Pesquisa encomendada pela Acil aponta para cenário mais otimista

Uma pesquisa da Acil (Associação Comercial e Industrial de Londrina), por intermédio da Litz Estratégia e Marketing, com gestores de diferentes segmentos, aponta cenário mais otimista. De acordo com o levantamento publicado nesta quarta-feira (6), 74,3% estão otimistas ou muito otimistas com a movimentação de uma das datas mais importantes do varejo brasileiro.

Realizado com lojistas, o estudo abrange segmentos como vestuário, calçados, óticas, joalherias, cosméticos e perfumarias, entre outros, tendo 45,7% dos entrevistados com empresas no centro da cidade, e 54,3% em outras regiões.

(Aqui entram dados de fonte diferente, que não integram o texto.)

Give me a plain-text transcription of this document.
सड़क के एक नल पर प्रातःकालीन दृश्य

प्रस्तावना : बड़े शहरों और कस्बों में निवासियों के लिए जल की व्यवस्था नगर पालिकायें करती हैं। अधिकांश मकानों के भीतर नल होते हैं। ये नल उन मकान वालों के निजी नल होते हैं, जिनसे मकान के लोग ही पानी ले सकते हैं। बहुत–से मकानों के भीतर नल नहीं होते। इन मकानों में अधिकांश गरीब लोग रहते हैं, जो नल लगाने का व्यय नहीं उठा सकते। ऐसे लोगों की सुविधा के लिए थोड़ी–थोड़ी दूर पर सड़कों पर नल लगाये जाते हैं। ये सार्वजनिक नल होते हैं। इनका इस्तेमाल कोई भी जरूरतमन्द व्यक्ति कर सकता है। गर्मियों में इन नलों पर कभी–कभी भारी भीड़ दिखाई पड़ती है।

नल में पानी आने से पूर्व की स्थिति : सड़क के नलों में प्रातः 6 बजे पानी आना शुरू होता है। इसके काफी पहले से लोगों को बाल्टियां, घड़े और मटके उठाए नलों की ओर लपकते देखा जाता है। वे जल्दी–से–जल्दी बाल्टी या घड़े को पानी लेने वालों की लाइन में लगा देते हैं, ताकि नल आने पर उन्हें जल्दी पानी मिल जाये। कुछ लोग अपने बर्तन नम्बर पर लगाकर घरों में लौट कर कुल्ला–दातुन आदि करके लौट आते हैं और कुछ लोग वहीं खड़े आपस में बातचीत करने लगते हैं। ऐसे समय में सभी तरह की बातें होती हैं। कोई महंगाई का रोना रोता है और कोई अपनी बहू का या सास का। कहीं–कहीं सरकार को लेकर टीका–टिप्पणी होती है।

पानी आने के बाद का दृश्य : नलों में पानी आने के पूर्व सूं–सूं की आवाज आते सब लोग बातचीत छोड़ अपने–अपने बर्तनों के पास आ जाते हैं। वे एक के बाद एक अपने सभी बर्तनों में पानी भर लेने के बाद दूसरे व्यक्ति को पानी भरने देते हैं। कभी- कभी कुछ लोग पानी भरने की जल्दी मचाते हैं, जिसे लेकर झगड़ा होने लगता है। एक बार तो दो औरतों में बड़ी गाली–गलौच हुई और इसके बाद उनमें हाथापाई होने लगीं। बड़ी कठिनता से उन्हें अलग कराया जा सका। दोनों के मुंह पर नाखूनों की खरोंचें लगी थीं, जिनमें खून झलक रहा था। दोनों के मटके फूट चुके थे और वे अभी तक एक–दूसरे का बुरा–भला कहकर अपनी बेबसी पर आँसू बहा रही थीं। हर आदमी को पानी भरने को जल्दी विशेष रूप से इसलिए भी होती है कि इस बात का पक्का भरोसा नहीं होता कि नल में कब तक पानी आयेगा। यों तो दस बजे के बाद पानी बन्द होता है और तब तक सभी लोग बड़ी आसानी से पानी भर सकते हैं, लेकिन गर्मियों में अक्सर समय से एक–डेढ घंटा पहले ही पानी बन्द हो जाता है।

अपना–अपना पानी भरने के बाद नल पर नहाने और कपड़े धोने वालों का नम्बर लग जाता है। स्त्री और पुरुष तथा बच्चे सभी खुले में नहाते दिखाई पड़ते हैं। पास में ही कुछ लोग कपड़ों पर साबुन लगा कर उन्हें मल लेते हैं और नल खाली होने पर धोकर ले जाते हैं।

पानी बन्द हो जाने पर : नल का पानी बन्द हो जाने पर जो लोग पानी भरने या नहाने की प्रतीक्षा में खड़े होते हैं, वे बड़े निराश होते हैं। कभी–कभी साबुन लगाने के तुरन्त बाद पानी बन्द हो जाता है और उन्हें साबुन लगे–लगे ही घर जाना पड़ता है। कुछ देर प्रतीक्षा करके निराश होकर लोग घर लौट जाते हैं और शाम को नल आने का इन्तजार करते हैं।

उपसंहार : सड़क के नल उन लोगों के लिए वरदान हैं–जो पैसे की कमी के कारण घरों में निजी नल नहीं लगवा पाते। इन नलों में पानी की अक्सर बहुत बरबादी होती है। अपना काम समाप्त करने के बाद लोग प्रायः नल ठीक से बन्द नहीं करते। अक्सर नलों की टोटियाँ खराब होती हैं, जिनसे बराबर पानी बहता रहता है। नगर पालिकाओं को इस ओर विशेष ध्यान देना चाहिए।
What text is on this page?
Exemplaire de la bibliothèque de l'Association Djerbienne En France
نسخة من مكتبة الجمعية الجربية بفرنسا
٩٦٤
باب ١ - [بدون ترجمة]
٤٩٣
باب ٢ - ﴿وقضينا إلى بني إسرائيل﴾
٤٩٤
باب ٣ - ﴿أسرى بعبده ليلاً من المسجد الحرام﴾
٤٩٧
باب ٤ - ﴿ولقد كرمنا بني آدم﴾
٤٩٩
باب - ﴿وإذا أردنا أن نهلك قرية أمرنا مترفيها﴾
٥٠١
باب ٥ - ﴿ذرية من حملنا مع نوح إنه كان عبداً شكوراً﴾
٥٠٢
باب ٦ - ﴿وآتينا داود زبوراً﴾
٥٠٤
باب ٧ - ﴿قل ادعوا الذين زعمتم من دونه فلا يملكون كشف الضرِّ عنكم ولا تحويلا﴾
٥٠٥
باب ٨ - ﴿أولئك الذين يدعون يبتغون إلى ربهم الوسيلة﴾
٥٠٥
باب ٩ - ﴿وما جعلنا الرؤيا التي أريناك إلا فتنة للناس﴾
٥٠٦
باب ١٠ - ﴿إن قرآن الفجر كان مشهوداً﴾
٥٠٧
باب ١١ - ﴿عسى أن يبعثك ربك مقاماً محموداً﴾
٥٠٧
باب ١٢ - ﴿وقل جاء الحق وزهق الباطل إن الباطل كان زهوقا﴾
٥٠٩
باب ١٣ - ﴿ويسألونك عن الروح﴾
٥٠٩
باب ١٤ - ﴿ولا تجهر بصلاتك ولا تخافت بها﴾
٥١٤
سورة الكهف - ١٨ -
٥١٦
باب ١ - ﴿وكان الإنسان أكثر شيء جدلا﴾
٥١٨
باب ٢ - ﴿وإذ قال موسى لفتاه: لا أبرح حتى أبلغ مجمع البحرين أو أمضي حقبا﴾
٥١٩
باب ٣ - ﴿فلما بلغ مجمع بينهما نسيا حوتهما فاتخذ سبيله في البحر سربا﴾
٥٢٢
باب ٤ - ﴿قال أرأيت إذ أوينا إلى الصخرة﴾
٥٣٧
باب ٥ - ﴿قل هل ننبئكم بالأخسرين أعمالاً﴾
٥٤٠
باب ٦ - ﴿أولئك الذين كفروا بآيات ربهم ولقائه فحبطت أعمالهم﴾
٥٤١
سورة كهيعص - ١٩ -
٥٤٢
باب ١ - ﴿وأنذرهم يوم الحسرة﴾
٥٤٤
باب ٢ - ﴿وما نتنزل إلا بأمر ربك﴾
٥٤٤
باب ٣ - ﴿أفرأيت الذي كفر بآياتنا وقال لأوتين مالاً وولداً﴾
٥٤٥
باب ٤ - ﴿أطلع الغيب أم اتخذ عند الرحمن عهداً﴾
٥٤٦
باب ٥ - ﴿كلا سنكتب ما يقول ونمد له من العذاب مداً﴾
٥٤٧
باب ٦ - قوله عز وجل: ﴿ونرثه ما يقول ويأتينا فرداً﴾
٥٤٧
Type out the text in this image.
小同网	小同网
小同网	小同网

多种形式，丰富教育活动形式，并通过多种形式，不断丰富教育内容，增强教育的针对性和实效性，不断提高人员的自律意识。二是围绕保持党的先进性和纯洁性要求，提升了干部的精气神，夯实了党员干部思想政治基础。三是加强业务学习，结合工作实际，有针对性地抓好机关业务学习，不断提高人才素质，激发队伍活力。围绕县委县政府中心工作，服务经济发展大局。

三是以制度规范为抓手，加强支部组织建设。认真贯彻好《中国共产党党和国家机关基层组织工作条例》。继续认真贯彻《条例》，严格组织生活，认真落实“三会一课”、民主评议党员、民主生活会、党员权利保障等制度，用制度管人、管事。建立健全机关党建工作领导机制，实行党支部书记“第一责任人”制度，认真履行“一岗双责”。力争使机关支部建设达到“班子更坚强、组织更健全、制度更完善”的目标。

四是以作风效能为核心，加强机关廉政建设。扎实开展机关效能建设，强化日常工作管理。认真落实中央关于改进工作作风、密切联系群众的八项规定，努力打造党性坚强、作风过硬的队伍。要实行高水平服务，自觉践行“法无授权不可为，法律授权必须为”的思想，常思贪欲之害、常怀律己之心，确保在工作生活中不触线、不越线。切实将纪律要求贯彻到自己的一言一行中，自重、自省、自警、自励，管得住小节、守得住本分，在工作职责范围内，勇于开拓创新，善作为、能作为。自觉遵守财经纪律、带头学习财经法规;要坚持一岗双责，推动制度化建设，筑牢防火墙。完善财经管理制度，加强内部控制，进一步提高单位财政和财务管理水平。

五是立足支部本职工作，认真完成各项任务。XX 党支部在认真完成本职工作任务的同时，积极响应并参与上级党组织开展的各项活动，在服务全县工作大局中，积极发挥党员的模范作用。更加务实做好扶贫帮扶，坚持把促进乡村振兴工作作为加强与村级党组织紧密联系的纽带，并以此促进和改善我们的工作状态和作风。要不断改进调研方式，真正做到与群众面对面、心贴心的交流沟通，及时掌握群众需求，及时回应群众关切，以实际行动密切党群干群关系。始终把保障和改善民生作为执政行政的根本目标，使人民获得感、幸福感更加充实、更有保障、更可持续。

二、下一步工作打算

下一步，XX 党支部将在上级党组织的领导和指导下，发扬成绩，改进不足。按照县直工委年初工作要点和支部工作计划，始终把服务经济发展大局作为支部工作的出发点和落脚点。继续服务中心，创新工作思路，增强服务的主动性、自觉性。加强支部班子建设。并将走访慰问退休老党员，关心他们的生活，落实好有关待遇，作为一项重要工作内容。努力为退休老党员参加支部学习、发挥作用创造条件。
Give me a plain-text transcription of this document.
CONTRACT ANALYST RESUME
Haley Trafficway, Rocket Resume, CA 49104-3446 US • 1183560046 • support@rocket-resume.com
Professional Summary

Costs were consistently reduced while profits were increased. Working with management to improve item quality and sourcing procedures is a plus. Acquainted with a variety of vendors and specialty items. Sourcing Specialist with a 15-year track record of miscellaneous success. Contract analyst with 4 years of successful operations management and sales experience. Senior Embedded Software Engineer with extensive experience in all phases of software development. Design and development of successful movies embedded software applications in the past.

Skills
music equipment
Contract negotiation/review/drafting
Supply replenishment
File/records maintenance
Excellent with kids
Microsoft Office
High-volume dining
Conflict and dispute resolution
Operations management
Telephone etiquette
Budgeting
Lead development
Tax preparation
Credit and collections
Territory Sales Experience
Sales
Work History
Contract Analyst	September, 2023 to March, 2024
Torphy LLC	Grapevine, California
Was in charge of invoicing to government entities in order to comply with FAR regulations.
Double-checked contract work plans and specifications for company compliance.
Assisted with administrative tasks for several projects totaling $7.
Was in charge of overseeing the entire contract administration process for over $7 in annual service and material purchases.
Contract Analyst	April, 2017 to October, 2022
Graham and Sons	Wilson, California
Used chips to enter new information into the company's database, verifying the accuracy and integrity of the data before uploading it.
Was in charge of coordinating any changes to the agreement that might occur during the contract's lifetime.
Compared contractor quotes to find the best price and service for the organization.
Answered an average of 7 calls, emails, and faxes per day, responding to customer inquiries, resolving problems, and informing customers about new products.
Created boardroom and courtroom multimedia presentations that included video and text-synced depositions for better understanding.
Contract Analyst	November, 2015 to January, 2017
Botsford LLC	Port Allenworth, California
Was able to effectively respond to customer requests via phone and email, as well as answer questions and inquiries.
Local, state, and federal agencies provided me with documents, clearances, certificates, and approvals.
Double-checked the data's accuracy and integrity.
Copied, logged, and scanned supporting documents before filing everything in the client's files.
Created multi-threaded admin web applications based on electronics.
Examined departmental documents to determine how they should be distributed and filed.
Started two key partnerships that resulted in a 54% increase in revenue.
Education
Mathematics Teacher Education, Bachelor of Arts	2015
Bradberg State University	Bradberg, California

No total, 30,5% consideram-se muito otimistas, enquanto 43,8% estão otimistas. Os neutros compõem 21% do levantamento, seguidos pelos pessimistas (3,8%) e muito pessimistas (1%). Em relação às vendas, 60% consideram que serão maiores do que 2025; 24,8% acreditam que serão iguais e 15,2% acham que as vendas serão menores do que no ano passado.

Transparência

“A Acil está investindo em pesquisas porque precisamos de dados para entender as movimentações do mercado, aumentando as ferramentas para o desenvolvimento da economia e, também, ampliando a transparência, favorecendo os lojistas e os consumidores. As informações apuradas com seriedade ajudam a planejar estratégias de vendas e de divulgação, facilitando a interação entre a loja e o cliente”, comenta Vera Antunes, presidente da ACIL. “Vemos que há um empenho do empresário para atrair o público e esperamos que ele se confirme em resultados concretos nas vendas”, acrescenta.

Crescimento

A expectativa é de um crescimento de 6,9% na comparação com 2025. O ticket médio estimado pelos lojistas é de R$ 190,09. Já os canais citados como os mais importantes para as vendas são a loja física (99%), WhatsApp (81%), redes sociais (79%), site próprio (36,2%), marketplace (17,1%), plataformas de delivery (7,6%), call center e venda telefônica ativa (7,6%) e representantes ou vendedores externos (5,7%).

Divulgação

Para atrair clientes, 69,5% dos entrevistados planejam investir em divulgação, e, entre eles, 95,9% pretendem manter ou ampliar os investimentos em relação ao ano passado. A divulgação ocorre de forma majoritária no Instagram (97,3% dos que pretendem investir em marketing vão anunciar na rede), WhatsApp (74%), Facebook (61,6%), TikTok (37%), anúncios em sites (26%), televisão (26%), aplicativos (23,3%), SMS (15,1%), rádio (15,1%), e-mail marketing (13,7%), YouTube (12,3%), outdoors ou painéis digitais (11%) e outros (45,2%).

Temporários

O trabalho temporário também foi levantado, com 24,8% dos entrevistados optando pela contratação de colaboradores extras para o período, enquanto 75,2% não devem fazer contratações adicionais.

Quadrimestre

Levando-se em conta os primeiros quatro meses de 2026, os comerciantes entrevistados afirmam que as vendas foram menores (40%), iguais (33,3%) ou maiores (26,7%) na comparação com o mesmo período de 2025. (Com informações da Acil)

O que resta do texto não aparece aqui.